One key to the app’s success will be getting young drivers on board, said Wagner, a technology teacher at Haverford Middle School, who sees how thoroughly teens are engaged with their devices. This is the time to get them into the habit of putting them down.

Over 70 area high schools have signed on as TASL partners — that’s about 55,000 students, said Wagner, who is providing the schools with a promotional video and other TASL marketing materials. “Each school had unique strategies” to promote the app, he said, some within student organizations, some to the entire student body and community.

Anthony Larson, a junior at Haverford High School, is excited about using TASL.

“It’s starting to become more apparent that technology [use] and accidents have a relationship,” he said, similar to the way drinking and auto accidents are now seen as related, which young people have addressed with groups like Students Against Drunk Driving. “TASL is putting a spotlight on distracted driving.”

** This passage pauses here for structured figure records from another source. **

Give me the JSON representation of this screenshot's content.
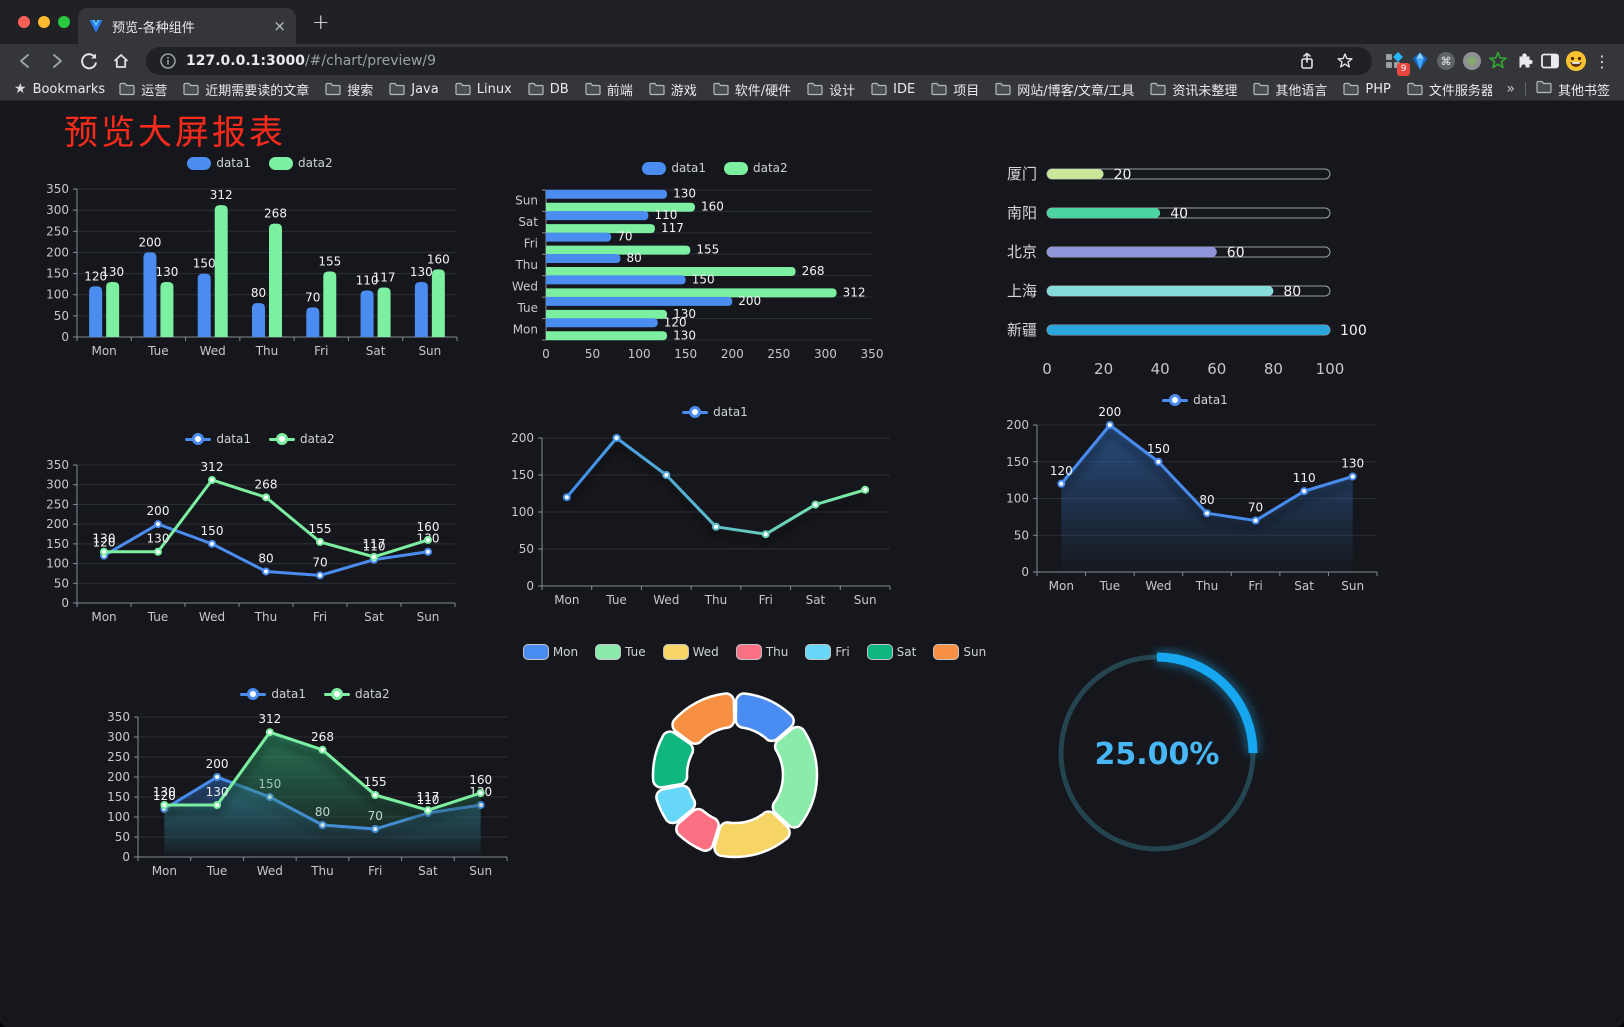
{
  "browser": {
    "traffic_lights": [
      "#ff5f57",
      "#febc2e",
      "#28c840"
    ],
    "tab": {
      "title": "预览-各种组件",
      "close": "×",
      "new_tab": "+"
    },
    "url_host": "127.0.0.1:3000",
    "url_path": "/#/chart/preview/9",
    "extension_badge": "9",
    "bookmarks_bar": {
      "star_label": "Bookmarks",
      "folders": [
        "运营",
        "近期需要读的文章",
        "搜索",
        "Java",
        "Linux",
        "DB",
        "前端",
        "游戏",
        "软件/硬件",
        "设计",
        "IDE",
        "项目",
        "网站/博客/文章/工具",
        "资讯未整理",
        "其他语言",
        "PHP",
        "文件服务器"
      ],
      "overflow": "»",
      "other": "其他书签"
    }
  },
  "page": {
    "title": "预览大屏报表",
    "title_color": "#fb2b1b",
    "background": "#16171c"
  },
  "chart_data": [
    {
      "id": "bar-grouped",
      "type": "bar",
      "categories": [
        "Mon",
        "Tue",
        "Wed",
        "Thu",
        "Fri",
        "Sat",
        "Sun"
      ],
      "series": [
        {
          "name": "data1",
          "color": "#4a8cf0",
          "values": [
            120,
            200,
            150,
            80,
            70,
            110,
            130
          ]
        },
        {
          "name": "data2",
          "color": "#7cefa1",
          "values": [
            130,
            130,
            312,
            268,
            155,
            117,
            160
          ]
        }
      ],
      "ylim": [
        0,
        350
      ],
      "yticks": [
        0,
        50,
        100,
        150,
        200,
        250,
        300,
        350
      ],
      "labels": true
    },
    {
      "id": "bar-horizontal",
      "type": "hbar",
      "categories": [
        "Mon",
        "Tue",
        "Wed",
        "Thu",
        "Fri",
        "Sat",
        "Sun"
      ],
      "series": [
        {
          "name": "data1",
          "color": "#4a8cf0",
          "values": [
            120,
            200,
            150,
            80,
            70,
            110,
            130
          ]
        },
        {
          "name": "data2",
          "color": "#7cefa1",
          "values": [
            130,
            130,
            312,
            268,
            155,
            117,
            160
          ]
        }
      ],
      "xlim": [
        0,
        350
      ],
      "xticks": [
        0,
        50,
        100,
        150,
        200,
        250,
        300,
        350
      ],
      "labels": true
    },
    {
      "id": "progress-list",
      "type": "progress",
      "max": 100,
      "xticks": [
        0,
        20,
        40,
        60,
        80,
        100
      ],
      "items": [
        {
          "label": "厦门",
          "value": 20,
          "color": "#c9e69b"
        },
        {
          "label": "南阳",
          "value": 40,
          "color": "#4cd5a1"
        },
        {
          "label": "北京",
          "value": 60,
          "color": "#9095da"
        },
        {
          "label": "上海",
          "value": 80,
          "color": "#87dcda"
        },
        {
          "label": "新疆",
          "value": 100,
          "color": "#2ba6dd"
        }
      ]
    },
    {
      "id": "line-dual",
      "type": "line",
      "categories": [
        "Mon",
        "Tue",
        "Wed",
        "Thu",
        "Fri",
        "Sat",
        "Sun"
      ],
      "series": [
        {
          "name": "data1",
          "color": "#4a8cf0",
          "values": [
            120,
            200,
            150,
            80,
            70,
            110,
            130
          ]
        },
        {
          "name": "data2",
          "color": "#7cefa1",
          "values": [
            130,
            130,
            312,
            268,
            155,
            117,
            160
          ]
        }
      ],
      "ylim": [
        0,
        350
      ],
      "yticks": [
        0,
        50,
        100,
        150,
        200,
        250,
        300,
        350
      ],
      "labels": true
    },
    {
      "id": "line-gradient",
      "type": "line",
      "categories": [
        "Mon",
        "Tue",
        "Wed",
        "Thu",
        "Fri",
        "Sat",
        "Sun"
      ],
      "series": [
        {
          "name": "data1",
          "color": "#4a8cf0",
          "gradient": [
            "#3f8cf3",
            "#7cefa1"
          ],
          "values": [
            120,
            200,
            150,
            80,
            70,
            110,
            130
          ]
        }
      ],
      "ylim": [
        0,
        200
      ],
      "yticks": [
        0,
        50,
        100,
        150,
        200
      ],
      "labels": false,
      "shadow": true
    },
    {
      "id": "line-area",
      "type": "line",
      "categories": [
        "Mon",
        "Tue",
        "Wed",
        "Thu",
        "Fri",
        "Sat",
        "Sun"
      ],
      "series": [
        {
          "name": "data1",
          "color": "#4a8cf0",
          "area": true,
          "area_color": "#2d5e9e",
          "values": [
            120,
            200,
            150,
            80,
            70,
            110,
            130
          ]
        }
      ],
      "ylim": [
        0,
        200
      ],
      "yticks": [
        0,
        50,
        100,
        150,
        200
      ],
      "labels": true,
      "shadow": true
    },
    {
      "id": "line-area-dual",
      "type": "line",
      "categories": [
        "Mon",
        "Tue",
        "Wed",
        "Thu",
        "Fri",
        "Sat",
        "Sun"
      ],
      "series": [
        {
          "name": "data1",
          "color": "#4a8cf0",
          "area": true,
          "area_color": "#2d5e9e",
          "values": [
            120,
            200,
            150,
            80,
            70,
            110,
            130
          ]
        },
        {
          "name": "data2",
          "color": "#7cefa1",
          "area": true,
          "area_color": "#2e8f66",
          "values": [
            130,
            130,
            312,
            268,
            155,
            117,
            160
          ]
        }
      ],
      "ylim": [
        0,
        350
      ],
      "yticks": [
        0,
        50,
        100,
        150,
        200,
        250,
        300,
        350
      ],
      "labels": true,
      "shadow": true
    },
    {
      "id": "pie-donut",
      "type": "pie",
      "items": [
        {
          "label": "Mon",
          "value": 120,
          "color": "#4a8df2"
        },
        {
          "label": "Tue",
          "value": 200,
          "color": "#8bebaa"
        },
        {
          "label": "Wed",
          "value": 150,
          "color": "#f6d566"
        },
        {
          "label": "Thu",
          "value": 80,
          "color": "#fb7183"
        },
        {
          "label": "Fri",
          "value": 70,
          "color": "#66d7f6"
        },
        {
          "label": "Sat",
          "value": 110,
          "color": "#0fb67f"
        },
        {
          "label": "Sun",
          "value": 130,
          "color": "#f79043"
        }
      ]
    },
    {
      "id": "gauge",
      "type": "gauge",
      "value": 25,
      "text": "25.00%",
      "track_color": "#24444f",
      "arc_color": "#16a7f0",
      "text_color": "#47b7f6"
    }
  ]
}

Frankel and Wagner both have entrepreneurial experience. In 2012, Frankel pitched Verbalize It, an on-demand human-powered translation service, to Shark Tank, walking away with a deal from businessman Kevin O’Leary. He ultimately turned down O’Leary’s offer, instead raising capital and selling the company in 2016. As for Wagner, he started his own moving company at the age of 19, selling it in 2018.

Both also became new dads this year: Frankel’s daughter was born in February; Wagner’s daughter in June.

“The entrepreneur in me is motivated to solve a truly meaningful problem,” said Frankel. “But the father in me is especially driven to make the world a safer place for my daughter and all of the sons and daughters around us."